Sí, aunque en mi país, las heridas de la guerra y la dictadura aún no han cicatrizado.
Algo parecido ha ocurrido en España. La sombra viviente de la guerra todavía nos cubre. Pero es usted quien también ha escrito en su novela Timandra, que prefiere la sombra de una persona a la persona en sí.
Para decirle la verdad, supongo que me refería al aura que cada uno tenemos. Lo llamo sombra por evitar la connotación religiosa que implica. En algunos casos, sentimos cosas que pueden ocurrir un poco antes de que se desencadenen. Peligro, angustia, inseguridad… Sin que nada conduzca racionalmente a ello. Pero de repente ocurre algo que te da la razón.
Timandra fue uno de sus mayores éxitos en sueco. Pero, a estas alturas, ¿ya ha llegado a firmar la paz total con el griego o combina ambos idiomas?
Sí, he firmado la paz. Las cosas cambian, evolucionan. Aunque ahora mismo no tenga mucha prisa ni ansiedad por escribir, si lo hago, será en sueco. Porque finalmente se ha convertido en el idioma de mi vida.
¿El sueco, entonces, ha ganado la batalla definitivamente dentro de usted?
Me gusta mucho. Es cierto que no lloro cuando escucho canciones en sueco, pero derramo lágrimas como un cerdo cuando suenan en griego.
¿Por qué será?
Mi corazón. Es el que manda en ese sentido.

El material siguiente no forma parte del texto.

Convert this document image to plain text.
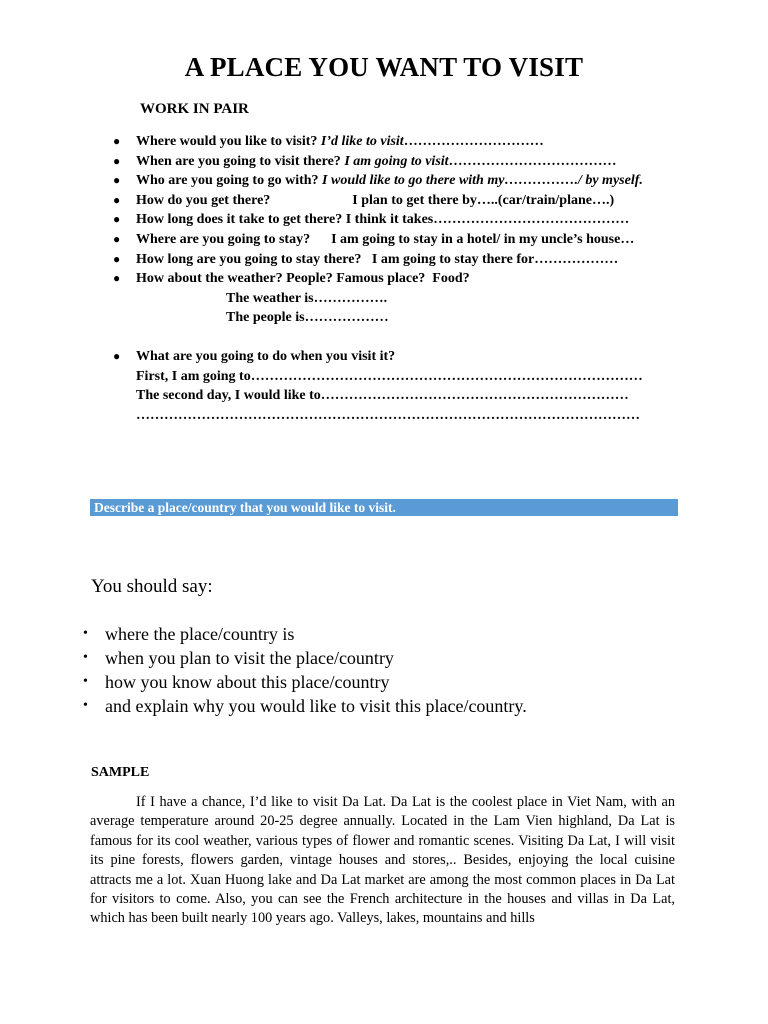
A PLACE YOU WANT TO VISIT
WORK IN PAIR
● Where would you like to visit? I’d like to visit…………………………
● When are you going to visit there? I am going to visit………………………………
● Who are you going to go with? I would like to go there with my……………./ by myself.
● How do you get there?	I plan to get there by…..(car/train/plane….)
● How long does it take to get there? I think it takes……………………………………
● Where are you going to stay?      I am going to stay in a hotel/ in my uncle’s house…
● How long are you going to stay there?   I am going to stay there for………………
● How about the weather? People? Famous place?  Food?
The weather is…………….
The people is………………
● What are you going to do when you visit it?
First, I am going to…………………………………………………………………………
The second day, I would like to…………………………………………………………
………………………………………………………………………………………………
Describe a place/country that you would like to visit.
You should say:
• where the place/country is
• when you plan to visit the place/country
• how you know about this place/country
• and explain why you would like to visit this place/country.
SAMPLE

If I have a chance, I’d like to visit Da Lat. Da Lat is the coolest place in Viet Nam, with an average temperature around 20-25 degree annually. Located in the Lam Vien highland, Da Lat is famous for its cool weather, various types of flower and romantic scenes. Visiting Da Lat, I will visit its pine forests, flowers garden, vintage houses and stores,.. Besides, enjoying the local cuisine attracts me a lot. Xuan Huong lake and Da Lat market are among the most common places in Da Lat for visitors to come. Also, you can see the French architecture in the houses and villas in Da Lat, which has been built nearly 100 years ago. Valleys, lakes, mountains and hills
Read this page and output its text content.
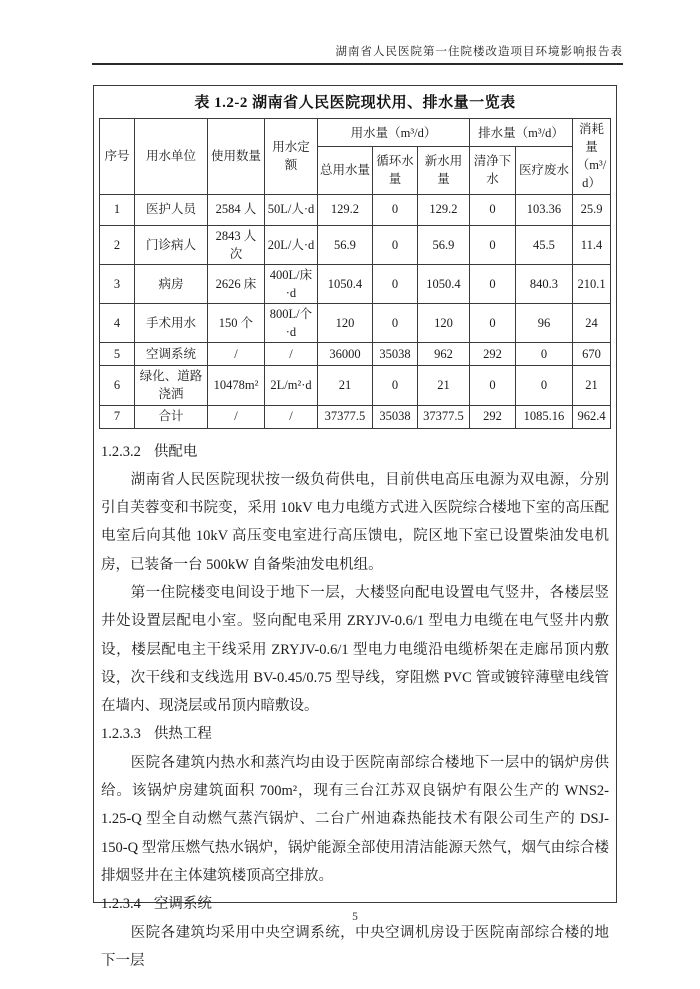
湖南省人民医院第一住院楼改造项目环境影响报告表
表 1.2-2 湖南省人民医院现状用、排水量一览表
序号	用水单位	使用数量	用水定额	用水量（m³/d）			排水量（m³/d）		消耗量（m³/d）
				总用水量	循环水量	新水用量	清净下水	医疗废水	
1	医护人员	2584 人	50L/人·d	129.2	0	129.2	0	103.36	25.9
2	门诊病人	2843 人次	20L/人·d	56.9	0	56.9	0	45.5	11.4
3	病房	2626 床	400L/床·d	1050.4	0	1050.4	0	840.3	210.1
4	手术用水	150 个	800L/个·d	120	0	120	0	96	24
5	空调系统	/	/	36000	35038	962	292	0	670
6	绿化、道路浇洒	10478m²	2L/m²·d	21	0	21	0	0	21
7	合计	/	/	37377.5	35038	37377.5	292	1085.16	962.4
1.2.3.2 供配电

湖南省人民医院现状按一级负荷供电，目前供电高压电源为双电源，分别引自芙蓉变和书院变，采用 10kV 电力电缆方式进入医院综合楼地下室的高压配电室后向其他 10kV 高压变电室进行高压馈电，院区地下室已设置柴油发电机房，已装备一台 500kW 自备柴油发电机组。

第一住院楼变电间设于地下一层，大楼竖向配电设置电气竖井，各楼层竖井处设置层配电小室。竖向配电采用 ZRYJV-0.6/1 型电力电缆在电气竖井内敷设，楼层配电主干线采用 ZRYJV-0.6/1 型电力电缆沿电缆桥架在走廊吊顶内敷设，次干线和支线选用 BV-0.45/0.75 型导线，穿阻燃 PVC 管或镀锌薄壁电线管在墙内、现浇层或吊顶内暗敷设。

1.2.3.3 供热工程

医院各建筑内热水和蒸汽均由设于医院南部综合楼地下一层中的锅炉房供给。该锅炉房建筑面积 700m²，现有三台江苏双良锅炉有限公生产的 WNS2-1.25-Q 型全自动燃气蒸汽锅炉、二台广州迪森热能技术有限公司生产的 DSJ-150-Q 型常压燃气热水锅炉，锅炉能源全部使用清洁能源天然气，烟气由综合楼排烟竖井在主体建筑楼顶高空排放。

1.2.3.4 空调系统

医院各建筑均采用中央空调系统，中央空调机房设于医院南部综合楼的地下一层

5
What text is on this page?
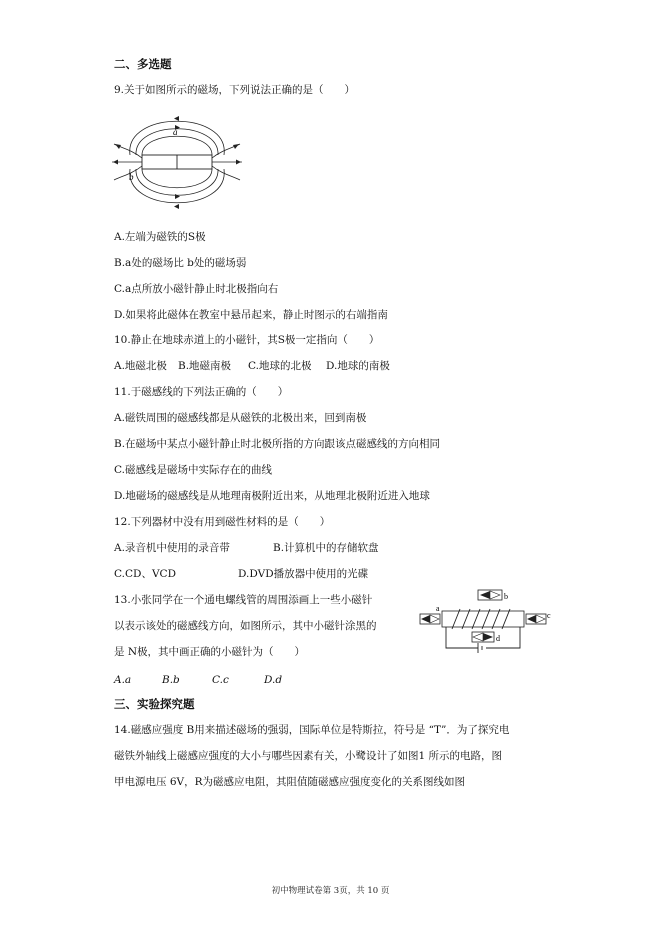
二、多选题
9.关于如图所示的磁场，下列说法正确的是（　　）
a
b
A.左端为磁铁的S极
B.a处的磁场比 b处的磁场弱
C.a点所放小磁针静止时北极指向右
D.如果将此磁体在教室中悬吊起来，静止时图示的右端指南
10.静止在地球赤道上的小磁针，其S极一定指向（　　）
A.地磁北极 B.地磁南极 C.地球的北极 D.地球的南极
11.于磁感线的下列法正确的（　　）
A.磁铁周围的磁感线都是从磁铁的北极出来，回到南极
B.在磁场中某点小磁针静止时北极所指的方向跟该点磁感线的方向相同
C.磁感线是磁场中实际存在的曲线
D.地磁场的磁感线是从地理南极附近出来，从地理北极附近进入地球
12.下列器材中没有用到磁性材料的是（　　）
A.录音机中使用的录音带	B.计算机中的存储软盘
C.CD、VCD	D.DVD播放器中使用的光碟
13.小张同学在一个通电螺线管的周围添画上一些小磁针
以表示该处的磁感线方向，如图所示，其中小磁针涂黑的
是 N极，其中画正确的小磁针为（　　）
b
a
c
d
A.a	B.b	C.c	D.d
三、实验探究题
14.磁感应强度 B用来描述磁场的强弱，国际单位是特斯拉，符号是 “T”．为了探究电
磁铁外轴线上磁感应强度的大小与哪些因素有关，小鹭设计了如图1 所示的电路，图
甲电源电压 6V，R为磁感应电阻，其阻值随磁感应强度变化的关系图线如图
初中物理试卷第 3页，共 10 页
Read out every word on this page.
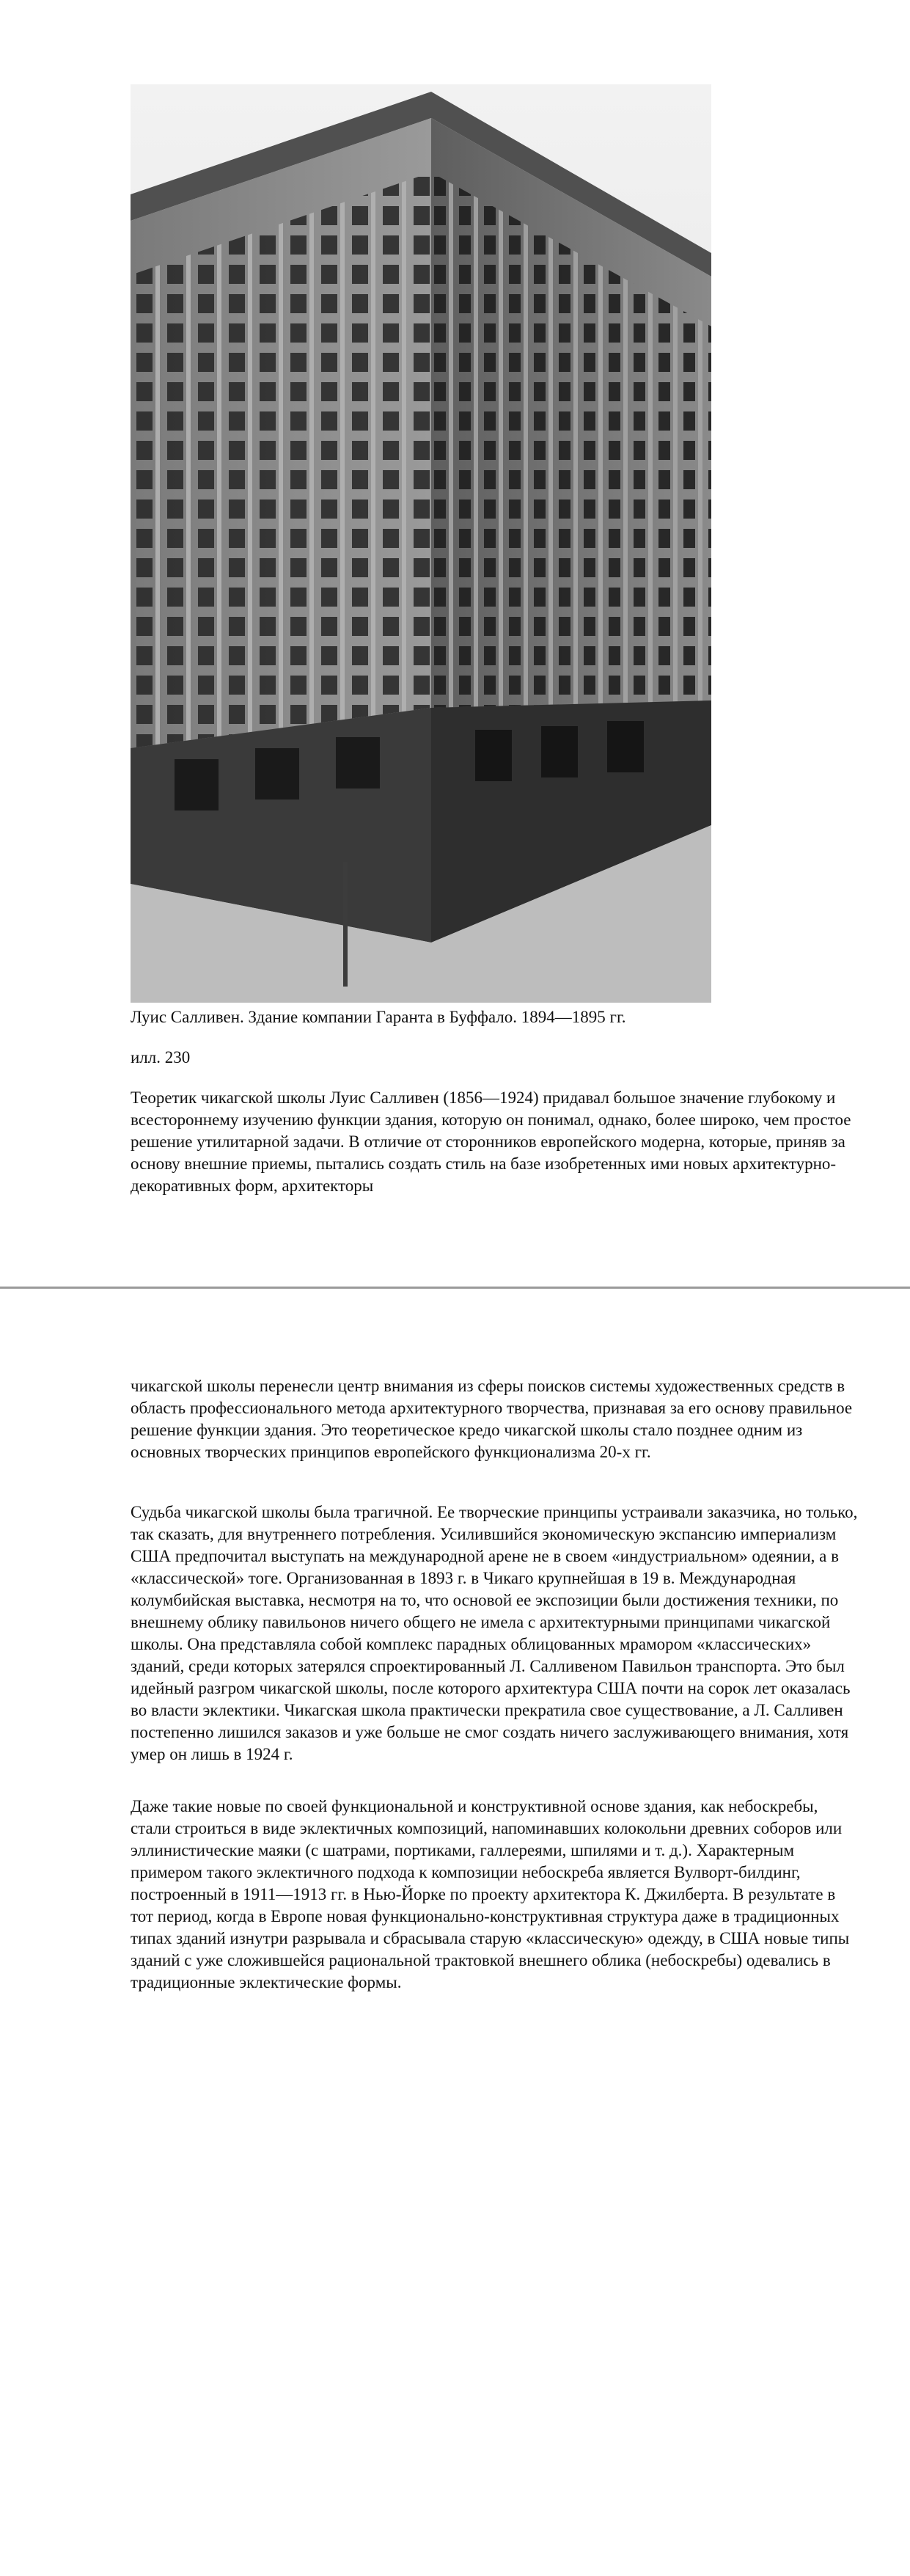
Луис Салливен. Здание компании Гаранта в Буффало. 1894—1895 гг.

илл. 230

Теоретик чикагской школы Луис Салливен (1856—1924) придавал большое значение глубокому и всестороннему изучению функции здания, которую он понимал, однако, более широко, чем простое решение утилитарной задачи. В отличие от сторонников европейского модерна, которые, приняв за основу внешние приемы, пытались создать стиль на базе изобретенных ими новых архитектурно-декоративных форм, архитекторы

чикагской школы перенесли центр внимания из сферы поисков системы художественных средств в область профессионального метода архитектурного творчества, признавая за его основу правильное решение функции здания. Это теоретическое кредо чикагской школы стало позднее одним из основных творческих принципов европейского функционализма 20-х гг.

Судьба чикагской школы была трагичной. Ее творческие принципы устраивали заказчика, но только, так сказать, для внутреннего потребления. Усилившийся экономическую экспансию империализм США предпочитал выступать на международной арене не в своем «индустриальном» одеянии, а в «классической» тоге. Организованная в 1893 г. в Чикаго крупнейшая в 19 в. Международная колумбийская выставка, несмотря на то, что основой ее экспозиции были достижения техники, по внешнему облику павильонов ничего общего не имела с архитектурными принципами чикагской школы. Она представляла собой комплекс парадных облицованных мрамором «классических» зданий, среди которых затерялся спроектированный Л. Салливеном Павильон транспорта. Это был идейный разгром чикагской школы, после которого архитектура США почти на сорок лет оказалась во власти эклектики. Чикагская школа практически прекратила свое существование, а Л. Салливен постепенно лишился заказов и уже больше не смог создать ничего заслуживающего внимания, хотя умер он лишь в 1924 г.

Даже такие новые по своей функциональной и конструктивной основе здания, как небоскребы, стали строиться в виде эклектичных композиций, напоминавших колокольни древних соборов или эллинистические маяки (с шатрами, портиками, галлереями, шпилями и т. д.). Характерным примером такого эклектичного подхода к композиции небоскреба является Вулворт-билдинг, построенный в 1911—1913 гг. в Нью-Йорке по проекту архитектора К. Джилберта. В результате в тот период, когда в Европе новая функционально-конструктивная структура даже в традиционных типах зданий изнутри разрывала и сбрасывала старую «классическую» одежду, в США новые типы зданий с уже сложившейся рациональной трактовкой внешнего облика (небоскребы) одевались в традиционные эклектические формы.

¿Su corazón es griego y su cerebro sueco?
Eso es. Y no pasa nada. Puedes trabajar con tu cerebro, pero no cambiar tu corazón. Es así. Me gustaría sentirme cien por cien sueco. Pero no lo soy. Y si yo tratara de convencerle a usted de que lo soy, se daría cuenta de que le miento.
¿Europeo se siente?
Sí, aunque es un concepto que tiene sus trucos. Los griegos, por ejemplo, lo utilizan según les conviene. Si quieren justificar su falta de capacidad para la organización, aseguran que no se sienten como tales. Pero si les va bien en el fútbol, dicen: “Veis, estamos a nivel europeo”.
En Timandra, aunque es una novela de 1994, muestra usted un gran interés por la retórica. Por ejemplo, qué le cuesta a un hombre convencer a otro de lo que no cree. Eso en lo que tanto andan algunos llamando relato, es decir, retórica y no hechos, ya era un truco bien antiguo.
En un periodo muy corto de tiempo se dio en la antigua Grecia una euforia filosófica y se crearon las ideas base de nuestra civilización. Conceptos nuevos, creación, artes, ciencia… Fue una explosión que no ocurrió de manera fortuita ni caprichosa, sino por contacto directo y muy rico con otras culturas. Pero la de los griegos quedó porque fue en su día escrita. Democracia se convirtió en una palabra hoy vigente. Pero también la misantropía y el odio a las posiciones contrarias.
También en algún pasaje de la obra algún personaje duda de lo que supone tener derecho a algo.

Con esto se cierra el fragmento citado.